More than 100 people of all ages gathered at Whakanewha Regional Park under grey skies on Sunday morning, ready to witness the release of a dozen birds at a site along the park's Nikau track.
The same numbers were being released simultaneously on Waiheke's Fenwick reserve, on Motuihe island, and at a Hamilton reserve.
The remaining 38 birds for each location were due to follow on Monday and Tuesday this week.
The original plan to release 50 birds at each site on Sunday was scuppered after fixing transmitters to a third of the translocated birds proved to be more fiddly than anticipated.
But all birds were expected to be at their new pest-free locations by today.
Each will have a mix of birds captured in Tawharanui Regional Park, north of Auckland, and from Tiritiri Matangi island - although the ones released at Whakanewha on Sunday all came from Tawharanui.
The crowd followed Auckland Regional Council park rangers Andy Spence and Dan Beauchamp as they carried the box containing the birds down the track to the release site.
Regional council chairman Mike Lee accompanied them at the head of the crowd into the tree-lined glade while, as if on cue, the sun came out.
After a 10-minute walk, the box was set up on a bank at the release site and people gathered round in anticipation of their first live sighting of the songbirds on Waiheke.
Children and media clustered around the box as the first release of six birds was completed by Gulf Islands' councillor Denise Roche and volunteer Tony Woodroofe, to cries of "ooh" from the crowd.

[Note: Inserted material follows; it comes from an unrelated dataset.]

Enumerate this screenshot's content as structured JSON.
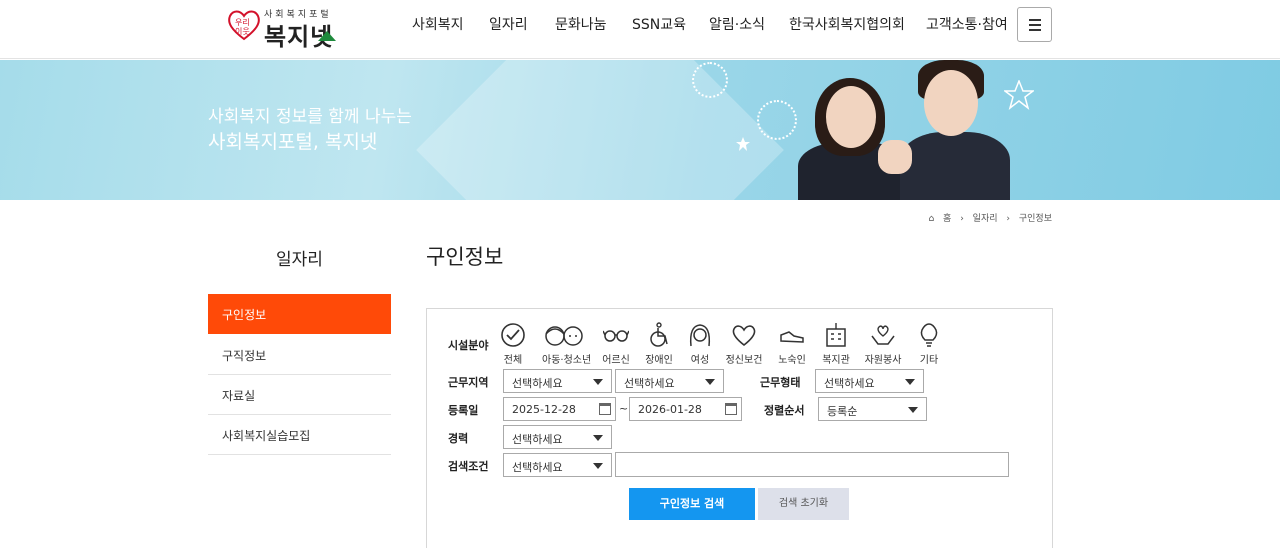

The next release by Auckland Central MP Nikki Kaye and Labour list MP Jacinda Ardern drew a similar response, with the beating of the birds' wings clearly audible in the reverent silence.
A sea of upturned heads searched for sightings of the birds in the trees and cameras snapped furiously in a bid to record the event. Now islanders are being asked to help the birds survive.
Mr Spence told Sunday's gathering the park had 750 bait stations to keep it as rat-free as possible and give the
new birds their best chance.
He wants people to help monitor where the birds are and report back to park rangers.
Mr Spence advised islanders to look at pictures of the birds on the park's notice board and he played bellbird songs to help with recognition.
"We'll be collating sighting of the birds so we know where they are getting to and whether they are having a good time."
Mr Lee said he was delighted to see so many gathered to "share in this momentous day".
In a pre-release speech, he welcomed MPs Nikki Kaye Jacinda Ardern, and Kevin Hague, along with Waiheke Community Board chairman Tony Sears and fellow member Ms Roche.
Mr Lee also paid tribute to members of the island's branch of Forest and Bird, the park rangers, the Department of Conservation workers, and local landowners Rob Fenwick, Chris Reeve, Bruce Plested, and Bryan and Wendy Saward.
He said the landowners had taken significant steps to eradicate rats on their properties so the birds could benefit.
Dr Tim Lovegrove, who has been leading the translocation project, also came in for special words of praise.
"I'm amazed how supportive everyone has been," Mr Lee said.
He said the translocation had been the biggest and most complex ever undertaken and there were no guarantees of its success on Waiheke, due to rats around the island.
But he said rat-free Motuihe island would offer birds relocated there a safe haven, ensuring future flocks could breed nearby.
Mr Lee said he saw the release of bellbirds in their new locations as a parting present from the regional council before its demise in October, when the supercity takes over.